Abdulle spoke passionately about the power of making these kinds of meaningful connections on Wednesday at the launch of netWORKS, a youth-focused networking and mentoring initiative for the Greater Toronto Area that taps into companies and organizations from across the region.

The pilot project is a partnership between United Way Toronto & York Region, CivicAction and tenthousandcoffees.com, an online hub that connects young people seeking career opportunities with professionals in the field.

With more than 80,000 youth in the city of Toronto alone struggling to find employment, creative action needed to be taken.

“This is one of the most pressing challenges facing our region today,” said Susan McIsaac, president and CEO, United Way Toronto & York Region.

“Our strategy is really focused on leveling the playing field and creating opportunity for all youth, but in particular for those who are facing multiple barriers. It’s a fantastic example of how, with technology, we can move the needle.”

Helping job-hungry millennials make those life-changing connections was Dave Wilkins’ mission when he founded tenthousandcoffees.com 18 months ago. The 27-year-old saw a disconnect between ambitious youth looking to kickstart their careers and seasoned professionals who were eager for insight from the younger generation. Neither seemed to know how to make the first move.

“It’s an unfortunate love story,” said Wilkins, who has made it his mission to bring both sides together.
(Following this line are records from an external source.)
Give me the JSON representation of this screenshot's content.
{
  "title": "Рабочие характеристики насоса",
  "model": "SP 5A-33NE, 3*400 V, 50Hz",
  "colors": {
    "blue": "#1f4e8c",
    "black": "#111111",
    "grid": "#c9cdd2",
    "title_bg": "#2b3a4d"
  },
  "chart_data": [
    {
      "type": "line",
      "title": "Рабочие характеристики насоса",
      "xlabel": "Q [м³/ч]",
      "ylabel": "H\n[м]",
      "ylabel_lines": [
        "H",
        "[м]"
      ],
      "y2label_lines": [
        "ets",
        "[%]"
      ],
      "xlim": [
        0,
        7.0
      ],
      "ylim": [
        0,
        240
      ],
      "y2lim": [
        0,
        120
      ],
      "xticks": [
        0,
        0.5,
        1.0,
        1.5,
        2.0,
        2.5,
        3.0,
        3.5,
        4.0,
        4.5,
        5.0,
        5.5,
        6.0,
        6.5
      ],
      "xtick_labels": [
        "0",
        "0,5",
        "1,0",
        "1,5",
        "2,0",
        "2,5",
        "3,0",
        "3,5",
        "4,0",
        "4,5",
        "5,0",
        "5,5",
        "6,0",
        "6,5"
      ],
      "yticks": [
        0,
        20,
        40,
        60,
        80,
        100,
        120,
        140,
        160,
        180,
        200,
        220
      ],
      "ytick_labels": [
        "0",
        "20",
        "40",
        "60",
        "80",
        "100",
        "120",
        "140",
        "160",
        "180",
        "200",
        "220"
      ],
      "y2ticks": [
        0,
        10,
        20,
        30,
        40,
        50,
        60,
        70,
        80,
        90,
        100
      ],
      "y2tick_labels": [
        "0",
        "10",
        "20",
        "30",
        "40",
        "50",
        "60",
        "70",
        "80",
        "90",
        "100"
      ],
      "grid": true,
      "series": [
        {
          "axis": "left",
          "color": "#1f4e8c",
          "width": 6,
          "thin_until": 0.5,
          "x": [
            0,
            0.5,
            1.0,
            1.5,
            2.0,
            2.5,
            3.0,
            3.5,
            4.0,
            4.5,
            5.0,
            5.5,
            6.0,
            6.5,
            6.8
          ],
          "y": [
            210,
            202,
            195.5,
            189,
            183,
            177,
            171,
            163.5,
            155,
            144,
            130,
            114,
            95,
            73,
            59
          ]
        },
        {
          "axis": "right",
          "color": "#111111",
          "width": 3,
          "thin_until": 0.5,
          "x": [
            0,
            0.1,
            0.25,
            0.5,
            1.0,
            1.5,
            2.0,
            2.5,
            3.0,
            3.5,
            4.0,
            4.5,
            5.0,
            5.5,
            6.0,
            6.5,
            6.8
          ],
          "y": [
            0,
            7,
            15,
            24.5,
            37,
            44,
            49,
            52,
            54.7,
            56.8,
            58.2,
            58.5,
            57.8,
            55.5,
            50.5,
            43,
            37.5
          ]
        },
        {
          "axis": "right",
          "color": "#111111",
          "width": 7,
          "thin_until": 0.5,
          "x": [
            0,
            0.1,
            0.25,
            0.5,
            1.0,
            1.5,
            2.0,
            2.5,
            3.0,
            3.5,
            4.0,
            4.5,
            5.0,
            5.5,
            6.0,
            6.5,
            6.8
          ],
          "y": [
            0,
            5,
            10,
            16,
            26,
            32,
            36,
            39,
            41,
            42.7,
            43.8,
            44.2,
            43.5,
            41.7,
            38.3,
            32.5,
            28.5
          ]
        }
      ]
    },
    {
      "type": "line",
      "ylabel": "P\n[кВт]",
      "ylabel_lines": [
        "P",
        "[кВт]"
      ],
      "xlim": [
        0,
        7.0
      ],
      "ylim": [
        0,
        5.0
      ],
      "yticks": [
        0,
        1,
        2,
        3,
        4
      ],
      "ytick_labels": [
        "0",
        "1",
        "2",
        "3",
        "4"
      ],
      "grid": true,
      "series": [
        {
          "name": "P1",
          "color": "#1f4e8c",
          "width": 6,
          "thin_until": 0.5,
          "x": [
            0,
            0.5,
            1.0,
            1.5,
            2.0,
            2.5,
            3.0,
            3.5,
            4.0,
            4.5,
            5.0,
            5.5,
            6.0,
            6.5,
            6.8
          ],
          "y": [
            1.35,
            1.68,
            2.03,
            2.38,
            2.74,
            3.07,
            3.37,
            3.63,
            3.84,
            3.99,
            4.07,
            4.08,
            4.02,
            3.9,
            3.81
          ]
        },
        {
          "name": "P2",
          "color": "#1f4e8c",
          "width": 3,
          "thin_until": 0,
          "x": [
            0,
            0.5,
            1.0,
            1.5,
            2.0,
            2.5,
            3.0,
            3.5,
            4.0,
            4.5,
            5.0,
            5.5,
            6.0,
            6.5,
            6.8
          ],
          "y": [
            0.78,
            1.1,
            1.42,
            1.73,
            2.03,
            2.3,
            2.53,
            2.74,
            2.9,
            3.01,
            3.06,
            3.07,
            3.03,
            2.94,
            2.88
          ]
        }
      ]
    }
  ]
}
He said networking and mentorship will have a far greater success rate than job fairs and recruitment events. “If you ask for a job, you get advice, but if you ask for advice, you get a job.”

And with stats that suggest 80 per cent of jobs are not actually posted, but instead found through conversations with people you already know, Wilkins said getting access to these people is key to opening doors for the next generation.

Accenture employee Luke Speers is part of the first wave of mentors participating in the netWORKS pilot project and encourages more professionals to do the same. “It’s not a huge burden on our side to show what we know,” he said. “You can make the time.”

As a work-plan and HR analyst on the telecom side, Speers said it could really be eye-opening for young people to see a variety of different career options. “There are a million jobs out there you’ve never heard of,” he said.

Ontario Minister of Child and Youth Services Tracy MacCharles praised the netWORKS initiative at Wednesday’s launch, saying the new-age strategy will compliment the province’s Enhanced Youth Action Plan, a $55-million investment over three years.

“Our government is very proud to stand with you as we all move forward together to develop the skills and power of young people,” she said. “If we don’t engage our young people, we don’t promote youth employment, we do risk having more disengaged young people and great talents being wasted.”

CivicAction CEO Sevaun Palvetzian said the Toronto region isn’t alone in facing the challenge of youth unemployment. “Around the world today, as many as one in four young people is not in education, is not in employment, is not in training,” she said. “We wanted to find new ways to tackle this old and big problem from some new angles.”

While Palvetzian said while the social costs of disengaged youth are more obvious, there is also a hard economic price to pay if young people don’t find their way: studies show, she noted, that it can cost more than $1 million per person over the course of their lifetime if they don’t get plugged into the working world.